Today Christian existentialism and even evangelical Christianity owe a debt to Augustine in their approach to Scripture and doctrine. 

Augustine’s doctrinal approach was also to survive the Reformation, influencing both sides of the argument. Martin Luther was part of the Augustinian order of the Roman Catholic Church, and during the Reformation he continued the teachings of the famed bishop with respect to faith and sin. Even John Calvin was deeply indebted to Augustine. Today, Christian existentialism and even evangelical Christianity owe a debt to Augustine in their approach to Scripture and doctrine.

Athens or Jerusalem?

Because of the bishop’s wide influence, it is helpful to understand the external forces that helped to shape his thought. Did he ever completely lose the Manichaeistic trappings of his youth? As mentioned earlier, Augustine had to defend himself against this charge to the end of his days. But while Manichaeism may have shaped his attitudes toward various elements of the physical world, Neoplatonism was clearly the greater influence.

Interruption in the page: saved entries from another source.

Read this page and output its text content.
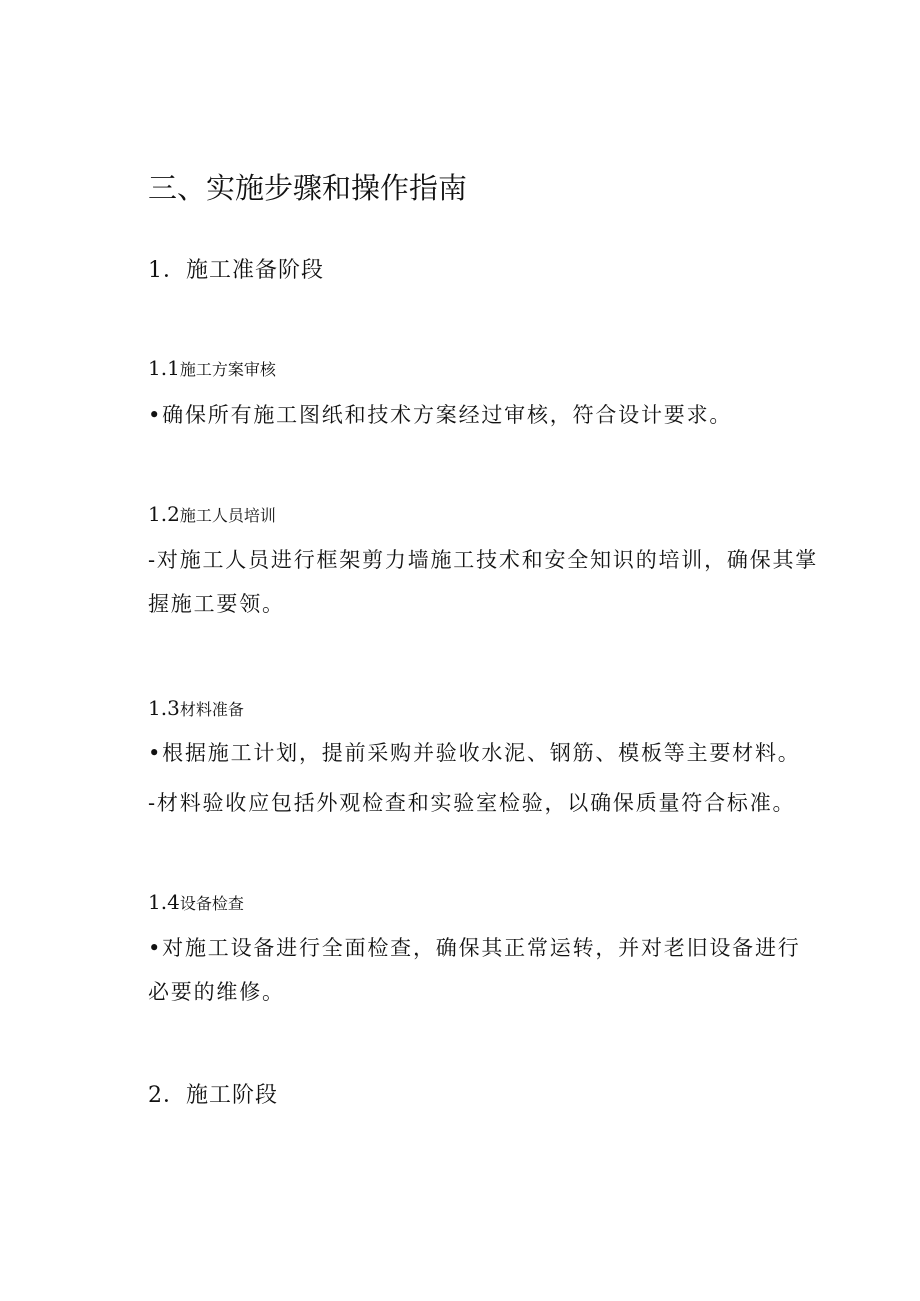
三、实施步骤和操作指南
1．施工准备阶段
1.1施工方案审核
•确保所有施工图纸和技术方案经过审核，符合设计要求。
1.2施工人员培训
-对施工人员进行框架剪力墙施工技术和安全知识的培训，确保其掌握施工要领。
1.3材料准备
•根据施工计划，提前采购并验收水泥、钢筋、模板等主要材料。
-材料验收应包括外观检查和实验室检验，以确保质量符合标准。
1.4设备检查
•对施工设备进行全面检查，确保其正常运转，并对老旧设备进行必要的维修。
2．施工阶段
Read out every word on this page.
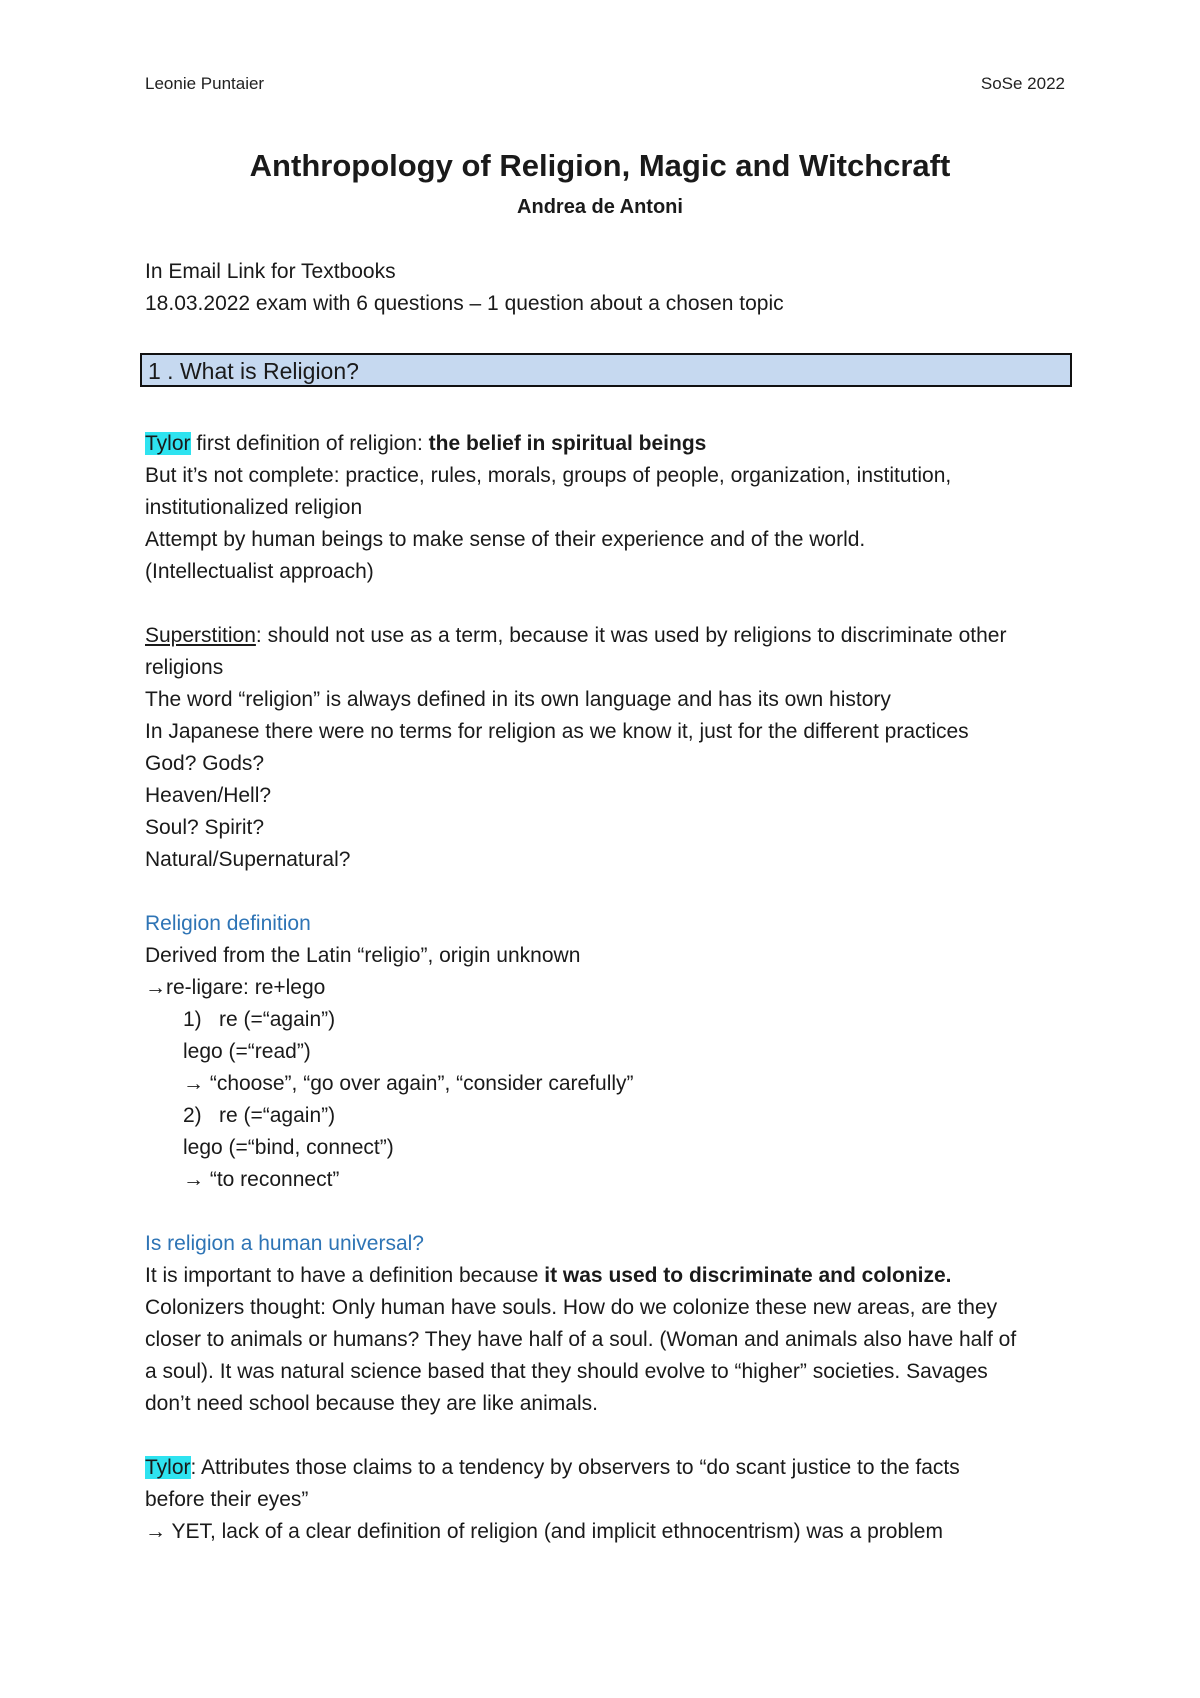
Leonie Puntaier	SoSe 2022
Anthropology of Religion, Magic and Witchcraft
Andrea de Antoni
In Email Link for Textbooks
18.03.2022 exam with 6 questions – 1 question about a chosen topic
1 . What is Religion?
Tylor first definition of religion: the belief in spiritual beings
But it’s not complete: practice, rules, morals, groups of people, organization, institution,
institutionalized religion
Attempt by human beings to make sense of their experience and of the world.
(Intellectualist approach)
Superstition: should not use as a term, because it was used by religions to discriminate other
religions
The word “religion” is always defined in its own language and has its own history
In Japanese there were no terms for religion as we know it, just for the different practices
God? Gods?
Heaven/Hell?
Soul? Spirit?
Natural/Supernatural?
Religion definition
Derived from the Latin “religio”, origin unknown
→re-ligare: re+lego
1) re (=“again”)
lego (=“read”)
→ “choose”, “go over again”, “consider carefully”
2) re (=“again”)
lego (=“bind, connect”)
→ “to reconnect”
Is religion a human universal?
It is important to have a definition because it was used to discriminate and colonize.
Colonizers thought: Only human have souls. How do we colonize these new areas, are they
closer to animals or humans? They have half of a soul. (Woman and animals also have half of
a soul). It was natural science based that they should evolve to “higher” societies. Savages
don’t need school because they are like animals.
Tylor: Attributes those claims to a tendency by observers to “do scant justice to the facts
before their eyes”
→ YET, lack of a clear definition of religion (and implicit ethnocentrism) was a problem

Indeed,” writes L.H. Hackstaff in his introduction to Saint Augustine: On Free Choice of the Will, “it is not too great an exaggeration to say that Neo-Platonism provided Augustine and the Christian Platonists who followed him with the theoretical substructure on which their theology was built. It seems that Augustine never abandoned the Platonistic matrix of his Christian theology.”

The late Enoch Powell, classicist and British parliamentarian, takes Hackstaff’s conclusion a step further. He sees Augustine arriving, “ironically, at a sort of synthesis of all the major philosophical lines descended from the Platonic Socrates: Epicurianism . . . Stoicism . . . [and] Platonism.”

This may explain how Augustine’s thinking came to differ so from the teachings of the Bible. His approach was dominated by a dualism derived from the philosophers—a dualism that set one part against the other, principally spiritual against physical. One was right, the other was wrong.

Yet, while the Bible speaks in dual ways of the spiritual and the physical, the outer and the inner, the present and the future, it does not necessarily ask us to ignore one in favor of the other but proposes attention to both. The physical helps us to understand the spiritual; the present is as important as the future. What we do externally is judged, but so is the internal.

This approach was reflected in Hebraic thought, and that of the apostle Paul in particular, in that it looked upon humanity as a whole rather than as an assemblage of discrete parts. Hebraic thinking was more nuanced than the rigid logical syllogisms of the philosophers. Raised in a religious culture that had sought to reject its Jewish roots, Augustine had been caught by the trap of the philosophers.

The fact is that reality exists both here and now as well as in the future. Contrary to the beliefs of the philosophers, that reality is not based on reason alone; it also requires faith. It is a more demanding path than that taken by any of the philosophies, which is why Jesus Christ described his way as a difficult one, which so few find (Matthew 7:14).

On reflection, the lesson of Augustine’s lifework could be summed up as follows: No matter how hard you try to reconcile the two, Jerusalem has nothing to do with Athens. Faith and philosophy exist on totally different planes. Any attempt to syncretize the two leads to the denial of one. Augustine’s efforts to marry them, whatever his purpose, in the end simply re-dressed paganism with Christian nomenclature.